To solve the problem of how long it will take for taps A, B, and C to fill a tank when opened together, we can follow these steps: ### Step 1: Determine the filling rates of each tap. - Tap A fills the tank in 20 hours, so its rate is \( \frac{1}{20} \) of the tank per hour. - Tap B fills the tank in 30 hours, so its rate is \( \frac{1}{30} \) of the tank per hour. - Tap C fills the tank in 36 hours, so its rate is \( \frac{1}{36} \) of the tank per hour. ### Step 2: Find the total filling rate when all taps are opened together. To find the combined rate of all three taps, we add their individual rates: \[ \text{Total rate} = \frac{1}{20} + \frac{1}{30} + \frac{1}{36} \] ### Step 3: Calculate the least common multiple (LCM) of the denominators. The LCM of 20, 30, and 36 is 180. We will convert each fraction to have a denominator of 180: - For \( \frac{1}{20} \): \[ \frac{1}{20} = \frac{9}{180} \] - For \( \frac{1}{30} \): \[ \frac{1}{30} = \frac{6}{180} \] - For \( \frac{1}{36} \): \[ \frac{1}{36} = \frac{5}{180} \] ### Step 4: Add the fractions. Now we can add the fractions: \[ \text{Total rate} = \frac{9}{180} + \frac{6}{180} + \frac{5}{180} = \frac{20}{180} \] ### Step 5: Simplify the total rate. \[ \frac{20}{180} = \frac{1}{9} \] This means that together, the three taps can fill \( \frac{1}{9} \) of the tank in one hour. ### Step 6: Calculate the total time to fill the tank.
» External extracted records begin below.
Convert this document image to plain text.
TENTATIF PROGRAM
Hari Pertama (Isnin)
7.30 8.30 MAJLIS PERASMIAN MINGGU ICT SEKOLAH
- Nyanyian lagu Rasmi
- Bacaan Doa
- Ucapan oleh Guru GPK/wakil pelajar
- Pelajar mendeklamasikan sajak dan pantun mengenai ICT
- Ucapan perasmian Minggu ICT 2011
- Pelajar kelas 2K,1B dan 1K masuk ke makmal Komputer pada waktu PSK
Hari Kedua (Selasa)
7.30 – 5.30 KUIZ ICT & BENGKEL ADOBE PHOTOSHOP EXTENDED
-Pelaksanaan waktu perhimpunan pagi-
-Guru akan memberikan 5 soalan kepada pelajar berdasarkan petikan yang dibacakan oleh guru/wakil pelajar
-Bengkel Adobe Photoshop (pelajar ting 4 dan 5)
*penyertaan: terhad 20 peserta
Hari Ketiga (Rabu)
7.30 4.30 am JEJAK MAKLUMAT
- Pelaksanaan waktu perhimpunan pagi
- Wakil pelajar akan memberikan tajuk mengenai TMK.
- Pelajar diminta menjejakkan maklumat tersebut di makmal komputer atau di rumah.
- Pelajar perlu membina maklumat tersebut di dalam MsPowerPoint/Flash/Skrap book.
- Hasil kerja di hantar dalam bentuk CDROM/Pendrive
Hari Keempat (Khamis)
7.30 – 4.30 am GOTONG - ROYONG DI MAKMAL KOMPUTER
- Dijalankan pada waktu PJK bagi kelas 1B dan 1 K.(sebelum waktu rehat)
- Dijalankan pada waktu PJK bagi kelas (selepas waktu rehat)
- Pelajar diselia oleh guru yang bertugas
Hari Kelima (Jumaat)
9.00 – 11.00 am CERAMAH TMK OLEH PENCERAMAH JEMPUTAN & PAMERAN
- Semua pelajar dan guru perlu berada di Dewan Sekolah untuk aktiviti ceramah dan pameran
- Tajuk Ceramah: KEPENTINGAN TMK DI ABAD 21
If the combined rate is \( \frac{1}{9} \) of the tank per hour, then the time taken to fill the entire tank is the reciprocal of the rate: \[ \text{Time} = \frac{1}{\text{Total rate}} = \frac{1}{\frac{1}{9}} = 9 \text{ hours} \] ### Final Answer: The tank will be filled in **9 hours** when all taps A, B, and C are opened together. ---